Pamper yourself. Treat yourself to something special! Some ideas include: reading a book or taking a hot bath. Or perhaps getting a mani/pedi is more your style. Sometimes enjoying a sweet treat is enough to recharge during a 15-minute break. It is okay to do these things for yourself in order to maintain a level of calm.

Commune with nature. Spend some of your lunch break and take a walk or find a quiet place to immerse yourself in the beauty of the outdoors. Terri, a 4C Professional Development Specialist kept a pair of binoculars with her to watch the birds that inhabited the tree line off of the parking lot. She found this very relaxing and rejuvenating on stressful days. Sitting under a tree can be grounding and can quickly recharge you with enough energy to make it through the rest of the day.

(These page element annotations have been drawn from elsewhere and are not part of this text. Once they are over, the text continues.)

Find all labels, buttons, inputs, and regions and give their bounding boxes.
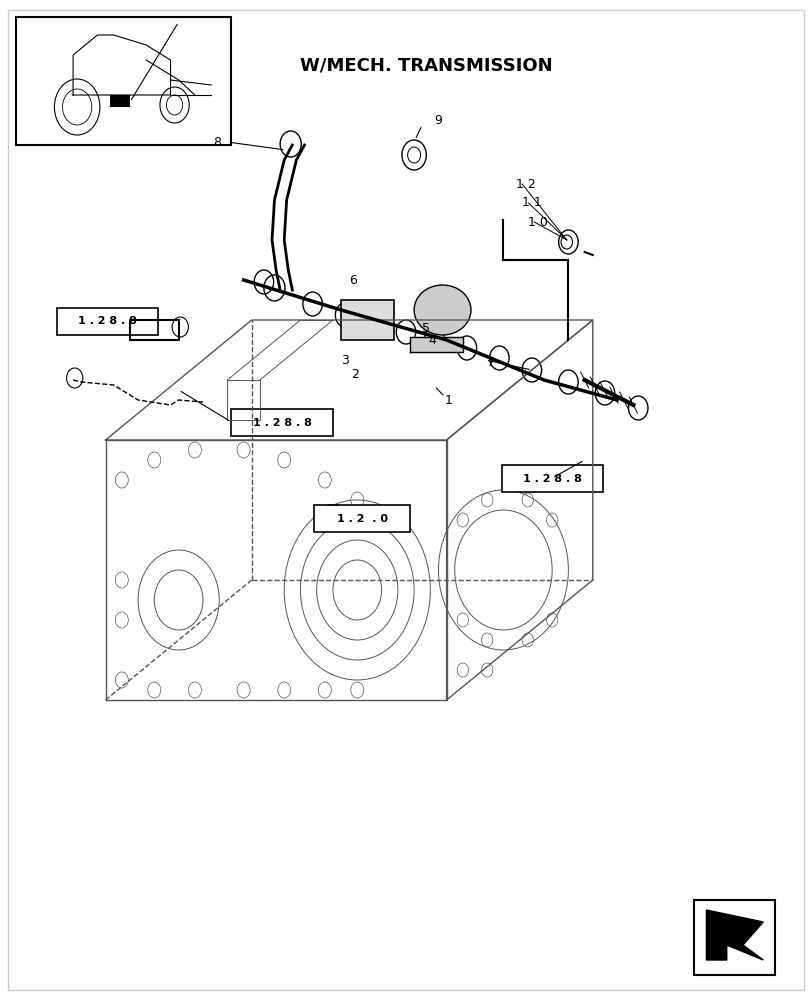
Text: 2: 2 [350, 368, 358, 381]
Bar [501, 465, 603, 492]
Bar [693, 900, 775, 975]
Text: 3: 3 [341, 354, 349, 366]
Text: 6: 6 [349, 273, 357, 286]
Bar [57, 308, 158, 335]
Bar [314, 505, 410, 532]
Polygon shape [410, 337, 462, 352]
Text: 8: 8 [212, 135, 221, 148]
Text: 7: 7 [487, 356, 495, 368]
Text: 1 0: 1 0 [527, 216, 547, 229]
Text: 5: 5 [422, 322, 430, 336]
Text: 1 . 2  . 0: 1 . 2 . 0 [337, 514, 387, 523]
Ellipse shape [414, 285, 470, 335]
Text: W/MECH. TRANSMISSION: W/MECH. TRANSMISSION [300, 56, 552, 74]
Bar [231, 409, 333, 436]
Text: 1 . 2 8 . 8: 1 . 2 8 . 8 [78, 316, 137, 326]
Text: 4: 4 [428, 334, 436, 348]
Text: 1 1: 1 1 [521, 196, 541, 210]
Text: 1 . 2 8 . 8: 1 . 2 8 . 8 [252, 418, 311, 428]
Bar [341, 300, 393, 340]
Bar [109, 95, 130, 107]
Text: 1 . 2 8 . 8: 1 . 2 8 . 8 [522, 474, 581, 484]
Text: 9: 9 [434, 113, 442, 126]
Polygon shape [706, 910, 762, 960]
Bar [16, 17, 231, 145]
Text: 1 2: 1 2 [515, 178, 534, 190]
Text: 1: 1 [444, 393, 453, 406]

Ponder the positive. Bridget, another member of 4C’s Professional Development team kept a memory box of items that she kept from her classroom. On particularly rough days, she would go home and look through the box and think of all the positive events that she had experienced in the classroom. 4C professional development specialist Alissa commented that finding some alone time and thinking of pleasant thoughts can also be helpful on stressful days.

Involve the children. If you cannot get away or take a break—because let’s face it, it can be difficult to do—find ways to involve the children. Sing a silly song or put on your favorite, child-friendly music. Some of my favorite go-to albums included “Sing-A-Longs and Lullabies for the Film Curious George” by Jack Johnson, “Not for Kids Only” by Jerry Garcia & David Grisman, and “Let’s Go Everywhere” by Medeski, Martin & Wood. Music is one way to bring people together and can quickly turn around the dynamics of the program. Bridget also shared she would bring out a favorite book or art activity for children to do and this would often times help engage children and ease tension.

So the next time you are feeling tense or a little stressed out, remember it is important to model the behavior we expect to see in children. By taking care of ourselves, we can teach children how to do the same. How do you plan take care of yourself? However you choose to take care of yourself, it is important that you take the time to do it. The young people in your life depend on you and need the adults in their lives to be stable and strong.